|Tested species reactivity||Human, Mouse, Rat|
|Host / Isotype||Rabbit / IgG|
|Immunogen||Synthetic phosphopeptide derived from human c-Jun around the phosphorylation site of Threonine 239|
|Purification||Antigen affinity chromatography|
|Storage buffer||PBS, pH 7.2|
|Contains||0.05% sodium azide|
|Storage Conditions||Store at 4°C short term. For long term storage, store at -20°C, avoiding freeze/thaw cycles.|
|Tested Applications||Dilution *|
|Immunohistochemistry (Paraffin) (IHC (P))||1:50-1:200|
|Western Blot (WB)||1:500-1:1000|
* Suggested working dilutions are given as a guide only. It is recommended that the user titrate the product for use in their own experiment using appropriate negative and positive controls.

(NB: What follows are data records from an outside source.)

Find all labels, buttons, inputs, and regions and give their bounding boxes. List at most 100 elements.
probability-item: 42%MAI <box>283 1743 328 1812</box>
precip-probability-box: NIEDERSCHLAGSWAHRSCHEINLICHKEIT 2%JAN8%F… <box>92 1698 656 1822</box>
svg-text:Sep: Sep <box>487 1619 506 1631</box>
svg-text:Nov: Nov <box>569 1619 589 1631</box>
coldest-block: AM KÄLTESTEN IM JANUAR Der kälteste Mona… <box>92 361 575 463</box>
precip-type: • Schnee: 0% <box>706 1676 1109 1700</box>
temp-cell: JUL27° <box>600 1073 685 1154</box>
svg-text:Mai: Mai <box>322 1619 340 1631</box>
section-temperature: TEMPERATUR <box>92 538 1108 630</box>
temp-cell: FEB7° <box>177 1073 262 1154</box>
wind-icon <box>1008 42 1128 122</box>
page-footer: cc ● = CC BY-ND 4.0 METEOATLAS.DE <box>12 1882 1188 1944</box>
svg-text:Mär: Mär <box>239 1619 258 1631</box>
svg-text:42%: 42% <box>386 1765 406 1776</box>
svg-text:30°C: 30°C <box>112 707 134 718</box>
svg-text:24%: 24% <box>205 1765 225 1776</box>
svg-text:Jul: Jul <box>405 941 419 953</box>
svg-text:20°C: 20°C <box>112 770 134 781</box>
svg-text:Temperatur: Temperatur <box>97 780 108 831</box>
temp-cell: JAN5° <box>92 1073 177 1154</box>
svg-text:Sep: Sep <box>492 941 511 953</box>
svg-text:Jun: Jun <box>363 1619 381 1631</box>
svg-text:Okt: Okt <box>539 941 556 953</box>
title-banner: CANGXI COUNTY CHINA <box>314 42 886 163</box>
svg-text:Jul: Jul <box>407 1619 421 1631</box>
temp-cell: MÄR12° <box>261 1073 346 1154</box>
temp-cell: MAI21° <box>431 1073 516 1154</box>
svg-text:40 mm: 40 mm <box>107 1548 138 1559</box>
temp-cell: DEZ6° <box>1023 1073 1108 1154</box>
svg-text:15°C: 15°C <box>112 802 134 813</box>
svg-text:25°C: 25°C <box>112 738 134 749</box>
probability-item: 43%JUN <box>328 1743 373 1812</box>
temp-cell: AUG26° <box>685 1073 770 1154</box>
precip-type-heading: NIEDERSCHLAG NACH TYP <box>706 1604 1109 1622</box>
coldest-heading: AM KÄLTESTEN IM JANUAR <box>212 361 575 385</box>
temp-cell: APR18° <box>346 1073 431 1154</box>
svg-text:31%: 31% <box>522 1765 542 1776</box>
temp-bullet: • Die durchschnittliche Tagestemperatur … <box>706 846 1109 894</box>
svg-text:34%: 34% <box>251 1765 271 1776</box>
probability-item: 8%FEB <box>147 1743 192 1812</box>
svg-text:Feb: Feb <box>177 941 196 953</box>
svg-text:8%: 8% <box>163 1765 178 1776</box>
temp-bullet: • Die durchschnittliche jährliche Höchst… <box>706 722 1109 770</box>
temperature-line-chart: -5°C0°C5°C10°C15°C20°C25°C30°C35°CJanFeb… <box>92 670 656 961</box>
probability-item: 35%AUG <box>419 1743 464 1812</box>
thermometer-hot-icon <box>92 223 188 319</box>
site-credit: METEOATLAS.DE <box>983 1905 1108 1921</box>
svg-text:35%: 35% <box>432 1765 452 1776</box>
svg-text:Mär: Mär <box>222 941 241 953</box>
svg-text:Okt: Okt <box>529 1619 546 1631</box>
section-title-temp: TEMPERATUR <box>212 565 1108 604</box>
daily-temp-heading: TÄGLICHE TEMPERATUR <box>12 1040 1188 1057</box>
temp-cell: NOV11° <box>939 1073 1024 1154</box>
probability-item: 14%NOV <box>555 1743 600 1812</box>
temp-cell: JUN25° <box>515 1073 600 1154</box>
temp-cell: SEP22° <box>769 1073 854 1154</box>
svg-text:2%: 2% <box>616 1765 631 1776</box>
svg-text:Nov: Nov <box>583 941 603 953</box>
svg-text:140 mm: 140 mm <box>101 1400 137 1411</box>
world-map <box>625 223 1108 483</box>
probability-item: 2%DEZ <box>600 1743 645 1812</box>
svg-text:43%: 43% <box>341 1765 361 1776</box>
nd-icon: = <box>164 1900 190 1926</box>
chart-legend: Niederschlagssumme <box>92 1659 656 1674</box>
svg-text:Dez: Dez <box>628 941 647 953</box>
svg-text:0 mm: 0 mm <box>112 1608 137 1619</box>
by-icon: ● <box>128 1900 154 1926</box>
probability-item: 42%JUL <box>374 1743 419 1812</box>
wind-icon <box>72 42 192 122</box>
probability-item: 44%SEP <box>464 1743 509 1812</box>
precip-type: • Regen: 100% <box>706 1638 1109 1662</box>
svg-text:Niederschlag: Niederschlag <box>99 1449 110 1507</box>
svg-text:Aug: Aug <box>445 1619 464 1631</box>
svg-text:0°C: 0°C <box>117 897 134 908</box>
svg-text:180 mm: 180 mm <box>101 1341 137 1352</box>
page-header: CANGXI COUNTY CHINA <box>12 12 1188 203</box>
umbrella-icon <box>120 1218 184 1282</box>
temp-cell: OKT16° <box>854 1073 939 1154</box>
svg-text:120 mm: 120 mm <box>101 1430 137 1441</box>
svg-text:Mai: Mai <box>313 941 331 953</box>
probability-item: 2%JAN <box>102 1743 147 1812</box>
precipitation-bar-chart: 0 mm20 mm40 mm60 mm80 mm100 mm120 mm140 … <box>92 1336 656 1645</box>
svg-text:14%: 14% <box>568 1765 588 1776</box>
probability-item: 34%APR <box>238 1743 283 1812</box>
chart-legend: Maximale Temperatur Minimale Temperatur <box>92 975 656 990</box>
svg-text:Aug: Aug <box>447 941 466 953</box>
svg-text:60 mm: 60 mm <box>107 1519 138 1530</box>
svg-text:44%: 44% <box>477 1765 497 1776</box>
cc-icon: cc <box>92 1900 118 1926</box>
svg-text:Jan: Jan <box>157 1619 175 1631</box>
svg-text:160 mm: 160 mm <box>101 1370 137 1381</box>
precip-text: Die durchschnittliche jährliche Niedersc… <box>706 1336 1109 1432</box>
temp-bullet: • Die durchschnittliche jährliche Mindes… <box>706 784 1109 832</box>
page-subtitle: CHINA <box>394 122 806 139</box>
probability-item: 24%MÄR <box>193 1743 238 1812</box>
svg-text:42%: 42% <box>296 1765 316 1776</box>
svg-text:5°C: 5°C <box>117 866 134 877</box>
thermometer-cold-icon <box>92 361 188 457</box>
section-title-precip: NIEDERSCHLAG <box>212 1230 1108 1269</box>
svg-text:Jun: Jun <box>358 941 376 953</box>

This antibody detects endogenous protein at a molecular weight of 43 and 48 kDa.
Purity is >95% by SDS-PAGE.
The c-Jun proto-oncogene was first identified as the cellular homolog of the avian sarcoma virus v-Jun oncogene. The c-Jun protein, along with c-Fos, is a component of the AP-1 transcriptional complex. c-Jun can form either Jun/Jun homodimers or Jun/Fos heterodimers via the leucine repeats in both proteins. Homo- and heterodimers bind to the TGACTCA consensus sequence present in numerous promoters and initially identified as the phorbol ester tumor promoter response element (TRE). Two additional genes, Jun B and Jun D, have been shown to be almost identical to c-Jun in their C-terminal regions, which are involved in dimerization and DNA binding, whereas their N-terminal domains, which are involved in transcriptional activation, diverge. All three form heterodimers among themselves and with c-Fos and other members of the Fos gene family.
For Research Use Only. Not for use in diagnostic procedures. Not for resale without express authorization.